The first such demonstration was held on Jan. 8, 1992 on the occasion of Japanese Prime Minister Kiichi Miyazawa's visit to Korea. But their cries for the truth about the Japanese Army's sexual enslavement of Korean women during World War II and for an official apology from the Japanese government and compensation for victims remain unanswered.

Our society traditionally demanded chastity and sexual innocence of women, and the pain the women had to overcome to declare to the world that they were once sex slaves is unimaginable. The elderly women on the sidewalk in the middle of the city were showing courage Wednesday. It is that courage that brought the story of comfort women to the forefront as an unresolved social issue.
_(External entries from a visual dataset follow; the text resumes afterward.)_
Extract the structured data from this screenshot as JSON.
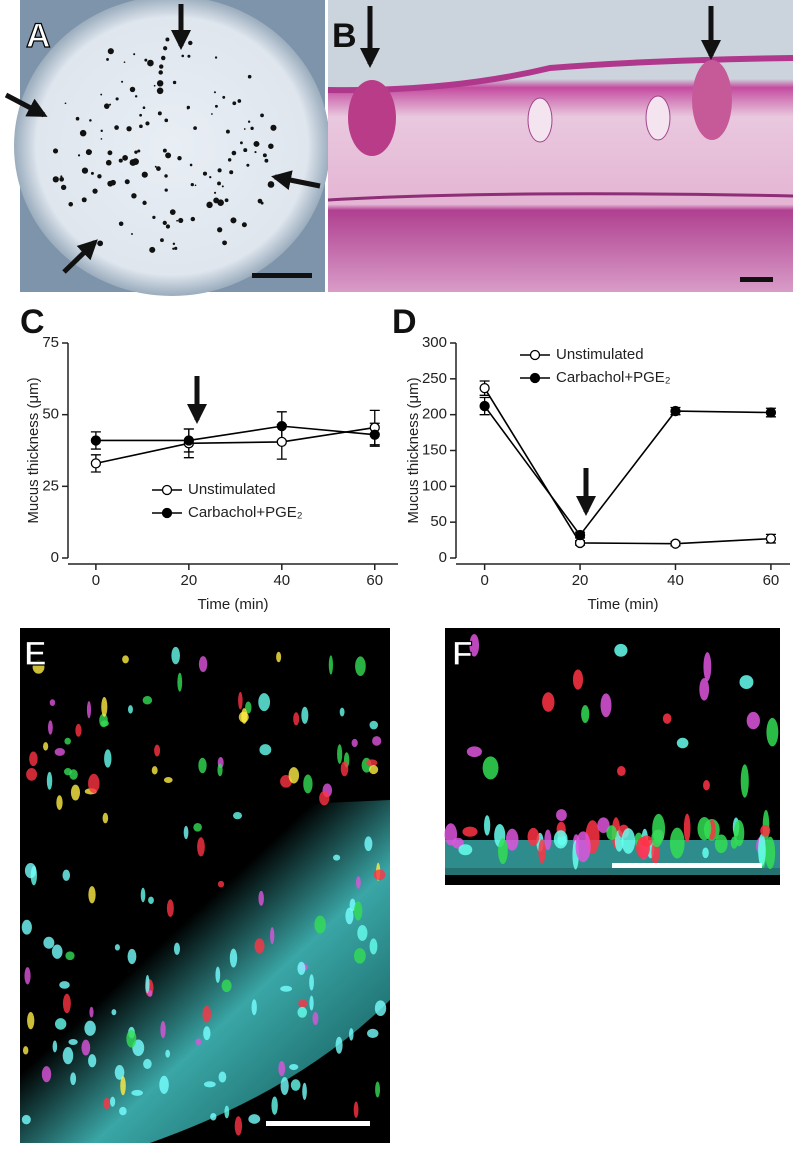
{
  "panels": {
    "a": "A",
    "b": "B",
    "c": "C",
    "d": "D",
    "e": "E",
    "f": "F"
  },
  "chart_data": [
    {
      "type": "line",
      "ylabel": "Mucus thickness (μm)",
      "xlabel": "Time (min)",
      "xlim": [
        -6,
        65
      ],
      "xticks": [
        0,
        20,
        40,
        60
      ],
      "ylim": [
        0,
        75
      ],
      "yticks": [
        0,
        25,
        50,
        75
      ],
      "legend": "lower center",
      "series": [
        {
          "name": "Unstimulated",
          "color": "#000000",
          "marker": "open-circle",
          "x": [
            0,
            20,
            40,
            60
          ],
          "values": [
            33,
            40,
            40.5,
            45.5
          ],
          "errors": [
            3,
            5,
            6,
            6
          ]
        },
        {
          "name": "Carbachol+PGE₂",
          "color": "#000000",
          "marker": "filled-circle",
          "x": [
            0,
            20,
            40,
            60
          ],
          "values": [
            41,
            41,
            46,
            43
          ],
          "errors": [
            3,
            4,
            5,
            4
          ]
        }
      ]
    },
    {
      "type": "line",
      "ylabel": "Mucus thickness (μm)",
      "xlabel": "Time (min)",
      "xlim": [
        -6,
        64
      ],
      "xticks": [
        0,
        20,
        40,
        60
      ],
      "ylim": [
        0,
        300
      ],
      "yticks": [
        0,
        50,
        100,
        150,
        200,
        250,
        300
      ],
      "legend": "upper center",
      "series": [
        {
          "name": "Unstimulated",
          "color": "#000000",
          "marker": "open-circle",
          "x": [
            0,
            20,
            40,
            60
          ],
          "values": [
            237,
            21,
            20,
            27
          ],
          "errors": [
            10,
            3,
            3,
            6
          ]
        },
        {
          "name": "Carbachol+PGE₂",
          "color": "#000000",
          "marker": "filled-circle",
          "x": [
            0,
            20,
            40,
            60
          ],
          "values": [
            212,
            32,
            205,
            203
          ],
          "errors": [
            12,
            4,
            5,
            6
          ]
        }
      ]
    }
  ]
}
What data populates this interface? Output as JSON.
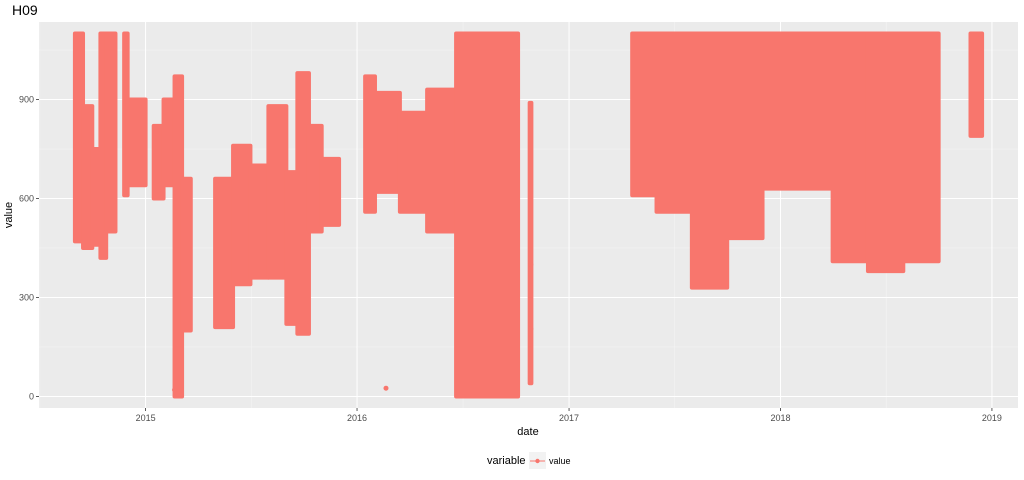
{
  "chart_data": {
    "type": "line",
    "title": "H09",
    "xlabel": "date",
    "ylabel": "value",
    "x_axis_type": "date",
    "xlim": [
      "2014-07-01",
      "2019-02-15"
    ],
    "ylim": [
      -35,
      1135
    ],
    "x_ticks": [
      {
        "date": "2015-01-01",
        "label": "2015"
      },
      {
        "date": "2016-01-01",
        "label": "2016"
      },
      {
        "date": "2017-01-01",
        "label": "2017"
      },
      {
        "date": "2018-01-01",
        "label": "2018"
      },
      {
        "date": "2019-01-01",
        "label": "2019"
      }
    ],
    "y_ticks": [
      0,
      300,
      600,
      900
    ],
    "grid": true,
    "legend": {
      "title": "variable",
      "position": "bottom"
    },
    "series": [
      {
        "name": "value",
        "color": "#F8766D",
        "segments": [
          {
            "from": "2014-09-01",
            "to": "2014-09-15",
            "min": 470,
            "max": 1100
          },
          {
            "from": "2014-09-15",
            "to": "2014-10-01",
            "min": 450,
            "max": 880
          },
          {
            "from": "2014-10-01",
            "to": "2014-10-15",
            "min": 460,
            "max": 750
          },
          {
            "from": "2014-10-15",
            "to": "2014-10-25",
            "min": 420,
            "max": 1100
          },
          {
            "from": "2014-10-25",
            "to": "2014-11-10",
            "min": 500,
            "max": 1100
          },
          {
            "from": "2014-11-25",
            "to": "2014-12-01",
            "min": 610,
            "max": 1100
          },
          {
            "from": "2014-12-01",
            "to": "2015-01-01",
            "min": 640,
            "max": 900
          },
          {
            "from": "2015-01-15",
            "to": "2015-02-01",
            "min": 600,
            "max": 820
          },
          {
            "from": "2015-02-01",
            "to": "2015-02-20",
            "min": 640,
            "max": 900
          },
          {
            "from": "2015-02-20",
            "to": "2015-03-05",
            "min": 0,
            "max": 970
          },
          {
            "from": "2015-03-05",
            "to": "2015-03-20",
            "min": 200,
            "max": 660
          },
          {
            "from": "2015-05-01",
            "to": "2015-06-01",
            "min": 210,
            "max": 660
          },
          {
            "from": "2015-06-01",
            "to": "2015-07-01",
            "min": 340,
            "max": 760
          },
          {
            "from": "2015-07-01",
            "to": "2015-08-01",
            "min": 360,
            "max": 700
          },
          {
            "from": "2015-08-01",
            "to": "2015-09-01",
            "min": 360,
            "max": 880
          },
          {
            "from": "2015-09-01",
            "to": "2015-09-20",
            "min": 220,
            "max": 680
          },
          {
            "from": "2015-09-20",
            "to": "2015-10-10",
            "min": 190,
            "max": 980
          },
          {
            "from": "2015-10-10",
            "to": "2015-11-01",
            "min": 500,
            "max": 820
          },
          {
            "from": "2015-11-01",
            "to": "2015-12-01",
            "min": 520,
            "max": 720
          },
          {
            "from": "2016-01-15",
            "to": "2016-02-01",
            "min": 560,
            "max": 970
          },
          {
            "from": "2016-02-01",
            "to": "2016-03-15",
            "min": 620,
            "max": 920
          },
          {
            "from": "2016-03-15",
            "to": "2016-05-01",
            "min": 560,
            "max": 860
          },
          {
            "from": "2016-05-01",
            "to": "2016-06-20",
            "min": 500,
            "max": 930
          },
          {
            "from": "2016-06-20",
            "to": "2016-10-05",
            "min": 0,
            "max": 1100
          },
          {
            "from": "2016-10-25",
            "to": "2016-10-28",
            "min": 40,
            "max": 890
          },
          {
            "from": "2017-04-20",
            "to": "2017-06-01",
            "min": 610,
            "max": 1100
          },
          {
            "from": "2017-06-01",
            "to": "2017-08-01",
            "min": 560,
            "max": 1100
          },
          {
            "from": "2017-08-01",
            "to": "2017-10-01",
            "min": 330,
            "max": 1100
          },
          {
            "from": "2017-10-01",
            "to": "2017-12-01",
            "min": 480,
            "max": 1100
          },
          {
            "from": "2017-12-01",
            "to": "2018-04-01",
            "min": 630,
            "max": 1100
          },
          {
            "from": "2018-04-01",
            "to": "2018-06-01",
            "min": 410,
            "max": 1100
          },
          {
            "from": "2018-06-01",
            "to": "2018-08-01",
            "min": 380,
            "max": 1100
          },
          {
            "from": "2018-08-01",
            "to": "2018-10-01",
            "min": 410,
            "max": 1100
          },
          {
            "from": "2018-11-25",
            "to": "2018-12-15",
            "min": 790,
            "max": 1100
          }
        ],
        "isolated_points": [
          {
            "date": "2015-02-20",
            "value": 20
          },
          {
            "date": "2016-02-20",
            "value": 25
          },
          {
            "date": "2016-10-27",
            "value": 400
          },
          {
            "date": "2016-10-27",
            "value": 205
          }
        ]
      }
    ]
  }
}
At the heart of the issue is giving back the women their honor and human integrity; it is not about money. Professor Haruki Wada of the University of Tokyo led a group that set up the Asian Peace and Friendship Foundation for Women in 1995 to gather compensation for the victims. But the elderly women have so far refused the money on the grounds that only the Japanese government can give them their honor back. The Women's International War Crimes Tribunal on Japan's Military Sexual Slavery began holding trials in Tokyo in late 2000 and moved them to New York and The Hague.

Those unofficial tribunals have found the Japanese government and Emperor Hirohito guilty of sexual enslavement. The court is a private organization, but Tokyo must heed the international community's position reflected in the decision that sexual slavery by the military was a war crime.

Since the Wednesday rallies began 10 years ago, 61 former comfort women have died; 141 of those confirmed still alive are also in the twilight of the lives.

Before they all pass away, the Japanese government must show that it is trying to get at the truth. Tokyo must no longer pretend that it does not hear the cries every Wednesday.